WASHINGTON — If GPS-guided tractors led the previous revolution in agriculture, the next generation of farming is likely to be marked by unmanned drones with onboard sensors that can spot weeds and decide when and how much herbicide to spray to control their growth.
“We are thinking about technologies like drones, the integration of drones in a production facility that can spot out the weeds and where you specifically need to treat,” said Chavonda Jacobs-Young, the undersecretary for Research, Education, and Economics at the Agriculture Department.
Such technologies, collectively known as precision agriculture, would allow farmers “to reduce the amount of inputs, and it allows them to reduce the cost, and environmentally it allows us to minimize the amount of treatment that’s needed,” Jacobs-Young, who is also the department’s chief scientist, said in an interview.
The benefits of such technologies in combination with artificial intelligence-enabled tools, which combine vast quantities of sensor and satellite data on weather, water and soil conditions, can be presented on mobile phones and help small- and medium-sized farmers cut costs while boosting output, Jacobs-Young and other experts said.
Lawmakers spend so much time fretting over the risks technology poses in areas like data privacy, homeland security, children’s health and even entrepreneurship that it may obscure the reality in some parts of the economy, including agriculture, a sector where many people are still trying to catch up to what many urban Americans take for granted.
But as Congress takes up the quinquennial farm bill, lawmakers including Sen. Deb Fischer, R-Neb., Sen. John Hoeven, R-N.D., Rep. Nikki Budzinski, D-Ill., and others have been pressing Agriculture Secretary Tom Vilsack, Jacobs-Young and other officials on funding and progress on precision agriculture efforts.
The University of Nebraska, for example, is working on a project funded through a grant from the USDA’s National Institute of Food and Agriculture to develop an “intelligent and scalable unmanned aerial application solution for site-specific weed management.”
According to the university’s grant proposal, the goal is to develop a drone-based onboard sensing and decision-making system that generates a prescription map for herbicide application that can be further refined based on feedback from users.
Jacobs-Young said AI-based predictive tools using data from satellites also would help ranchers.
“Our goal is to be able to predict drought, to be able to predict how much water California, for example, is going to have based on the snow melt,” Jacobs-Young said. “And be able to predict how much grass a ranch is going to have for grazing and things that help producers be more economically viable.”
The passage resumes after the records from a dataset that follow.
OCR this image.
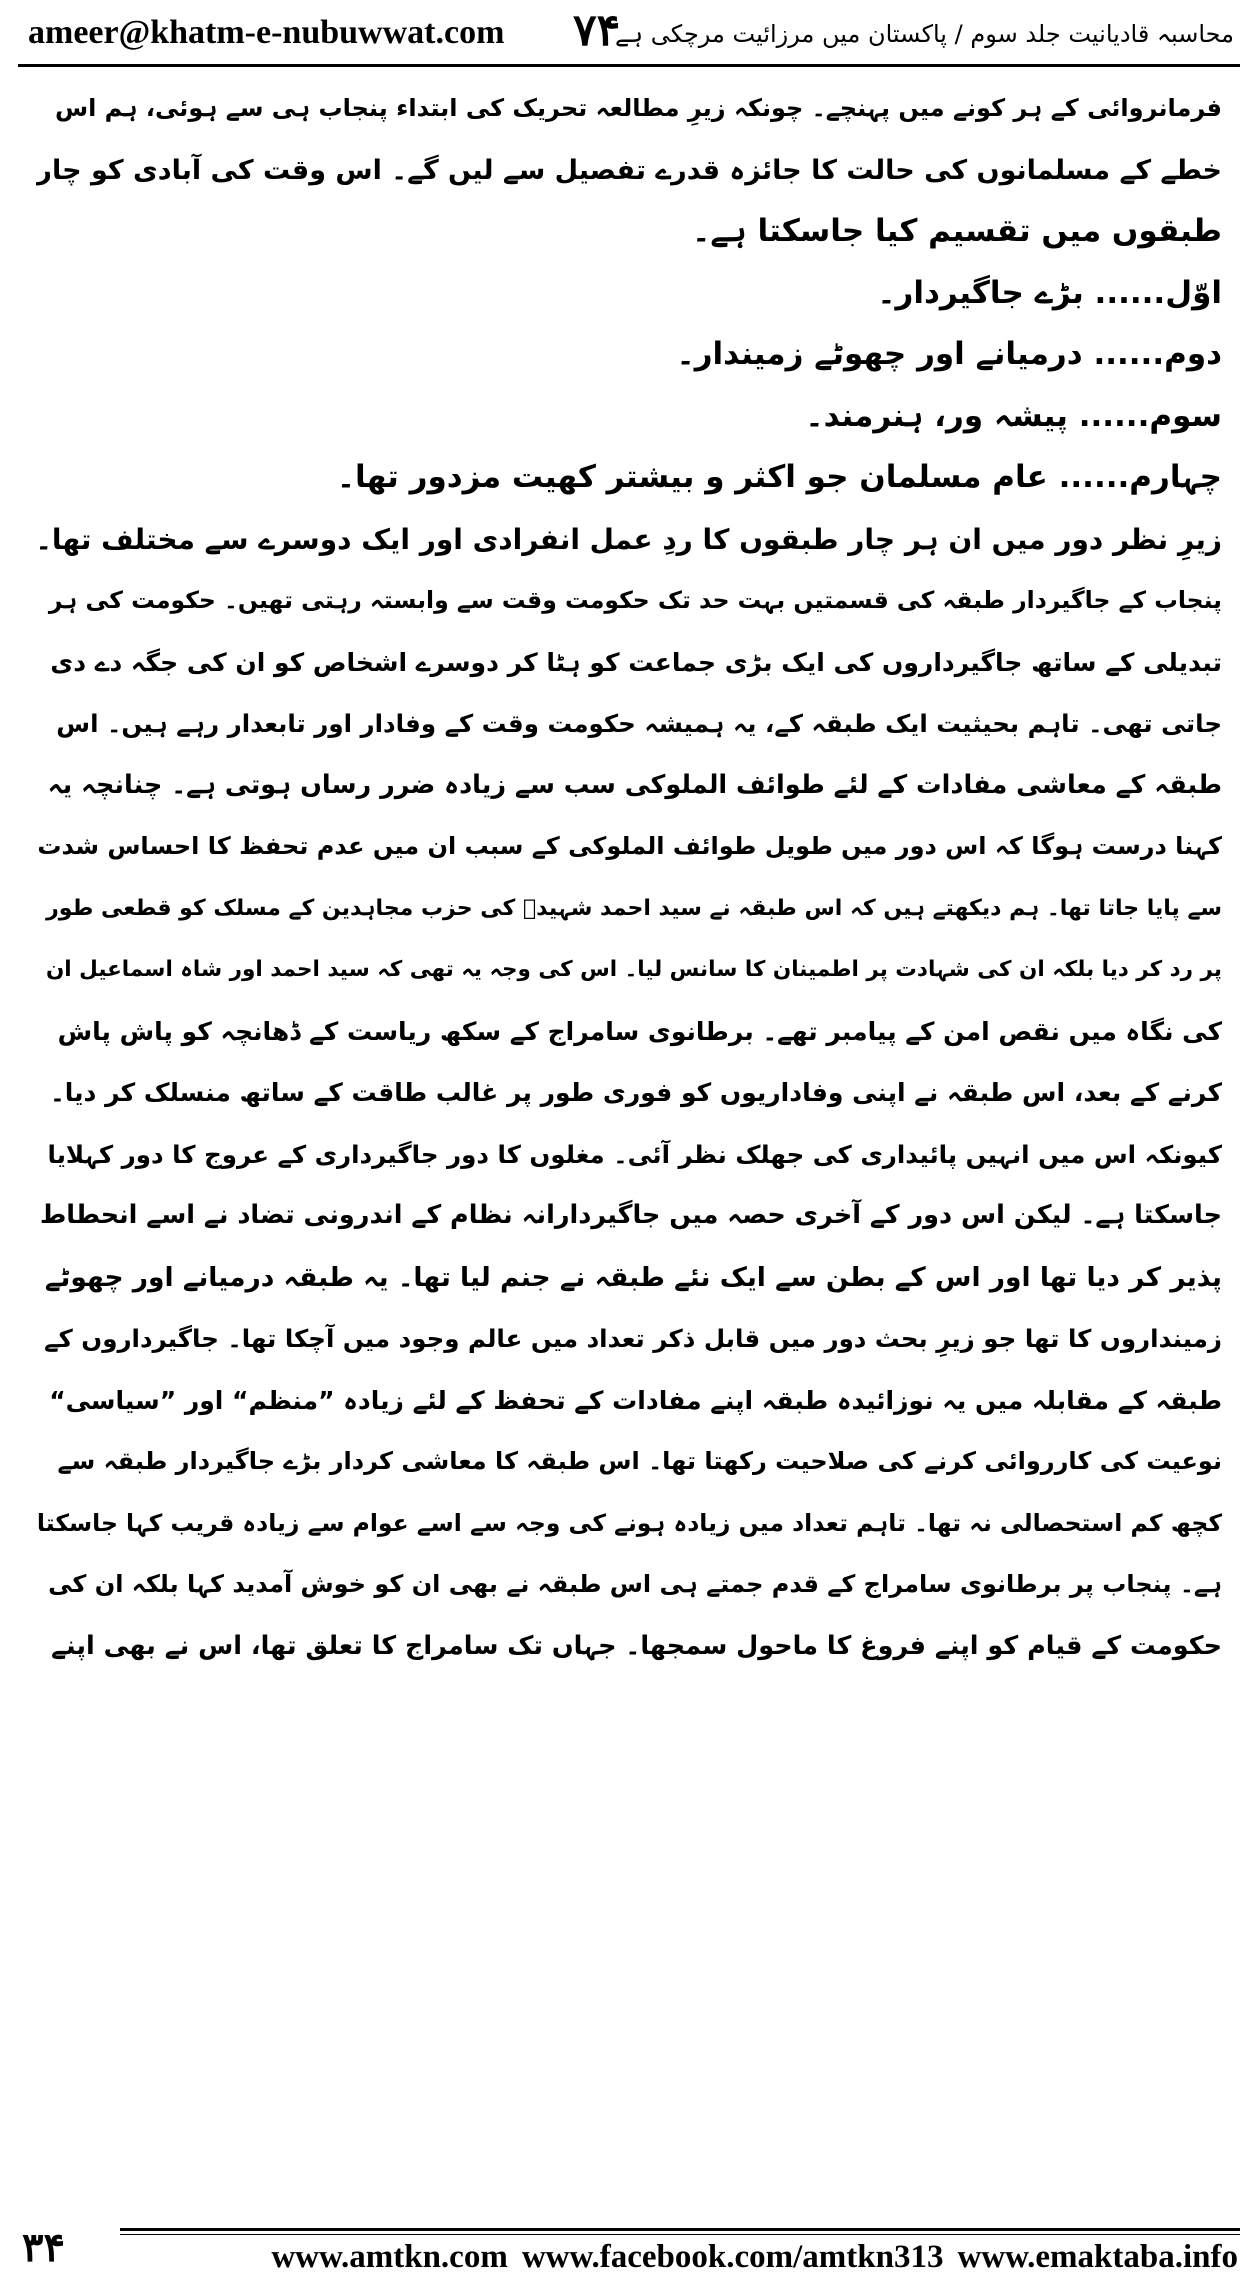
ameer@khatm-e-nubuwwat.com ۷۴
محاسبہ قادیانیت جلد سوم / پاکستان میں مرزائیت مرچکی ہے
فرمانروائی کے ہر کونے میں پہنچے۔ چونکہ زیرِ مطالعہ تحریک کی ابتداء پنجاب ہی سے ہوئی، ہم اس
خطے کے مسلمانوں کی حالت کا جائزہ قدرے تفصیل سے لیں گے۔ اس وقت کی آبادی کو چار
طبقوں میں تقسیم کیا جاسکتا ہے۔
اوّل...... بڑے جاگیردار۔
دوم...... درمیانے اور چھوٹے زمیندار۔
سوم...... پیشہ ور، ہنرمند۔
چہارم...... عام مسلمان جو اکثر و بیشتر کھیت مزدور تھا۔
زیرِ نظر دور میں ان ہر چار طبقوں کا ردِ عمل انفرادی اور ایک دوسرے سے مختلف تھا۔
پنجاب کے جاگیردار طبقہ کی قسمتیں بہت حد تک حکومت وقت سے وابستہ رہتی تھیں۔ حکومت کی ہر
تبدیلی کے ساتھ جاگیرداروں کی ایک بڑی جماعت کو ہٹا کر دوسرے اشخاص کو ان کی جگہ دے دی
جاتی تھی۔ تاہم بحیثیت ایک طبقہ کے، یہ ہمیشہ حکومت وقت کے وفادار اور تابعدار رہے ہیں۔ اس
طبقہ کے معاشی مفادات کے لئے طوائف الملوکی سب سے زیادہ ضرر رساں ہوتی ہے۔ چنانچہ یہ
کہنا درست ہوگا کہ اس دور میں طویل طوائف الملوکی کے سبب ان میں عدم تحفظ کا احساس شدت
سے پایا جاتا تھا۔ ہم دیکھتے ہیں کہ اس طبقہ نے سید احمد شہیدؒ کی حزب مجاہدین کے مسلک کو قطعی طور
پر رد کر دیا بلکہ ان کی شہادت پر اطمینان کا سانس لیا۔ اس کی وجہ یہ تھی کہ سید احمد اور شاہ اسماعیل ان
کی نگاہ میں نقص امن کے پیامبر تھے۔ برطانوی سامراج کے سکھ ریاست کے ڈھانچہ کو پاش پاش
کرنے کے بعد، اس طبقہ نے اپنی وفاداریوں کو فوری طور پر غالب طاقت کے ساتھ منسلک کر دیا۔
کیونکہ اس میں انہیں پائیداری کی جھلک نظر آئی۔ مغلوں کا دور جاگیرداری کے عروج کا دور کہلایا
جاسکتا ہے۔ لیکن اس دور کے آخری حصہ میں جاگیردارانہ نظام کے اندرونی تضاد نے اسے انحطاط
پذیر کر دیا تھا اور اس کے بطن سے ایک نئے طبقہ نے جنم لیا تھا۔ یہ طبقہ درمیانے اور چھوٹے
زمینداروں کا تھا جو زیرِ بحث دور میں قابل ذکر تعداد میں عالم وجود میں آچکا تھا۔ جاگیرداروں کے
طبقہ کے مقابلہ میں یہ نوزائیدہ طبقہ اپنے مفادات کے تحفظ کے لئے زیادہ ”منظم“ اور ”سیاسی“
نوعیت کی کارروائی کرنے کی صلاحیت رکھتا تھا۔ اس طبقہ کا معاشی کردار بڑے جاگیردار طبقہ سے
کچھ کم استحصالی نہ تھا۔ تاہم تعداد میں زیادہ ہونے کی وجہ سے اسے عوام سے زیادہ قریب کہا جاسکتا
ہے۔ پنجاب پر برطانوی سامراج کے قدم جمتے ہی اس طبقہ نے بھی ان کو خوش آمدید کہا بلکہ ان کی
حکومت کے قیام کو اپنے فروغ کا ماحول سمجھا۔ جہاں تک سامراج کا تعلق تھا، اس نے بھی اپنے
۳۴	www.amtkn.com www.facebook.com/amtkn313 www.emaktaba.info
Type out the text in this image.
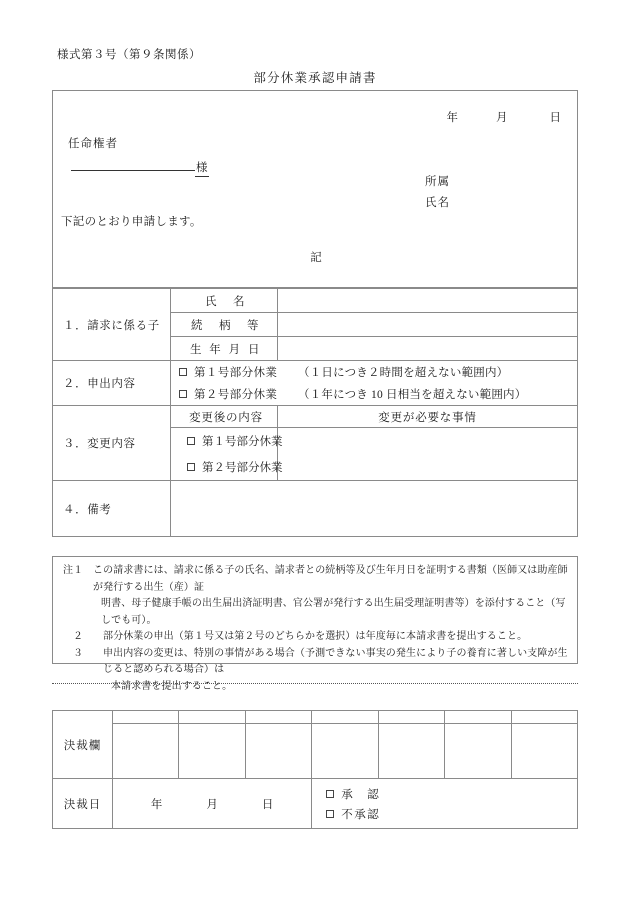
様式第３号（第９条関係）
部分休業承認申請書
年	月	日
任命権者
様
所属
氏名
下記のとおり申請します。
記
１．請求に係る子	氏　名	
	続　柄　等	
	生 年 月 日	
２．申出内容	第１号部分休業 （１日につき２時間を超えない範囲内）
第２号部分休業 （１年につき 10 日相当を超えない範囲内）	

３．変更内容	変更後の内容	変更が必要な事情

	第１号部分休業
第２号部分休業	

４．備考		
注１ この請求書には、請求に係る子の氏名、請求者との続柄等及び生年月日を証明する書類（医師又は助産師が発行する出生（産）証
明書、母子健康手帳の出生届出済証明書、官公署が発行する出生届受理証明書等）を添付すること（写しでも可）。
２	部分休業の申出（第１号又は第２号のどちらかを選択）は年度毎に本請求書を提出すること。
３	申出内容の変更は、特別の事情がある場合（予測できない事実の発生により子の養育に著しい支障が生じると認められる場合）は
本請求書を提出すること。
決裁欄							

決裁日	年 月 日			承　認
不承認			
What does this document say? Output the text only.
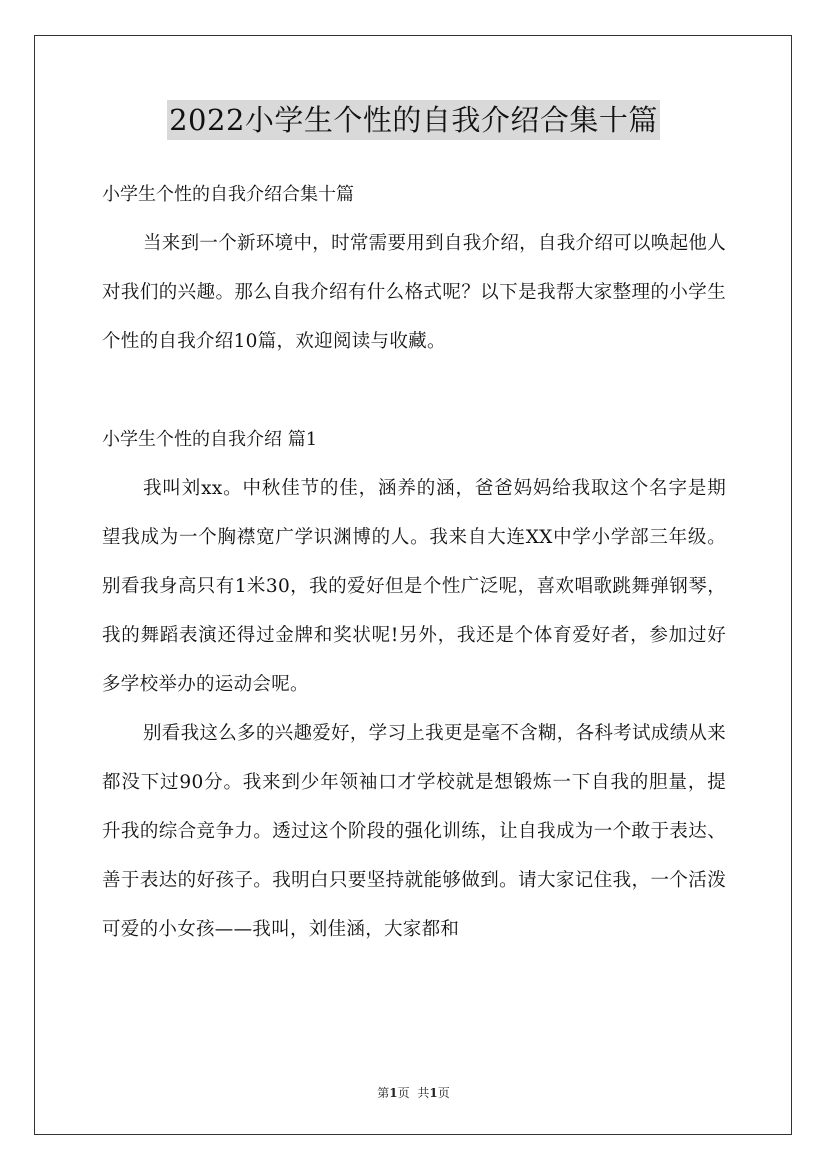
2022小学生个性的自我介绍合集十篇

小学生个性的自我介绍合集十篇

当来到一个新环境中，时常需要用到自我介绍，自我介绍可以唤起他人对我们的兴趣。那么自我介绍有什么格式呢？以下是我帮大家整理的小学生个性的自我介绍10篇，欢迎阅读与收藏。

小学生个性的自我介绍 篇1

我叫刘xx。中秋佳节的佳，涵养的涵，爸爸妈妈给我取这个名字是期望我成为一个胸襟宽广学识渊博的人。我来自大连XX中学小学部三年级。别看我身高只有1米30，我的爱好但是个性广泛呢，喜欢唱歌跳舞弹钢琴，我的舞蹈表演还得过金牌和奖状呢!另外，我还是个体育爱好者，参加过好多学校举办的运动会呢。

别看我这么多的兴趣爱好，学习上我更是毫不含糊，各科考试成绩从来都没下过90分。我来到少年领袖口才学校就是想锻炼一下自我的胆量，提升我的综合竞争力。透过这个阶段的强化训练，让自我成为一个敢于表达、善于表达的好孩子。我明白只要坚持就能够做到。请大家记住我，一个活泼可爱的小女孩——我叫，刘佳涵，大家都和

第1页 共1页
Precision agriculture also is being deployed in greenhouse settings to tailor plants to consumer tastes, said Saharah Moon Chapotin, executive director of the Foundation for Food and Agriculture Research, a nonprofit that promotes public-private partnerships for research.
The organization receives funding through the farm bill with a requirement that such funds be matched through private partnerships.
A group called the Precision Indoor Plants Consortium is “attempting to give plants precisely what they need to grow in optimal settings for optimal efficiency, and to provide the optimal product that the consumer wants,” Chapotin said in an interview.
“You can think about micro-greens grown in a greenhouse and giving them just what they need in terms of inputs and also having the right genetics so that the bitterness is reduced.”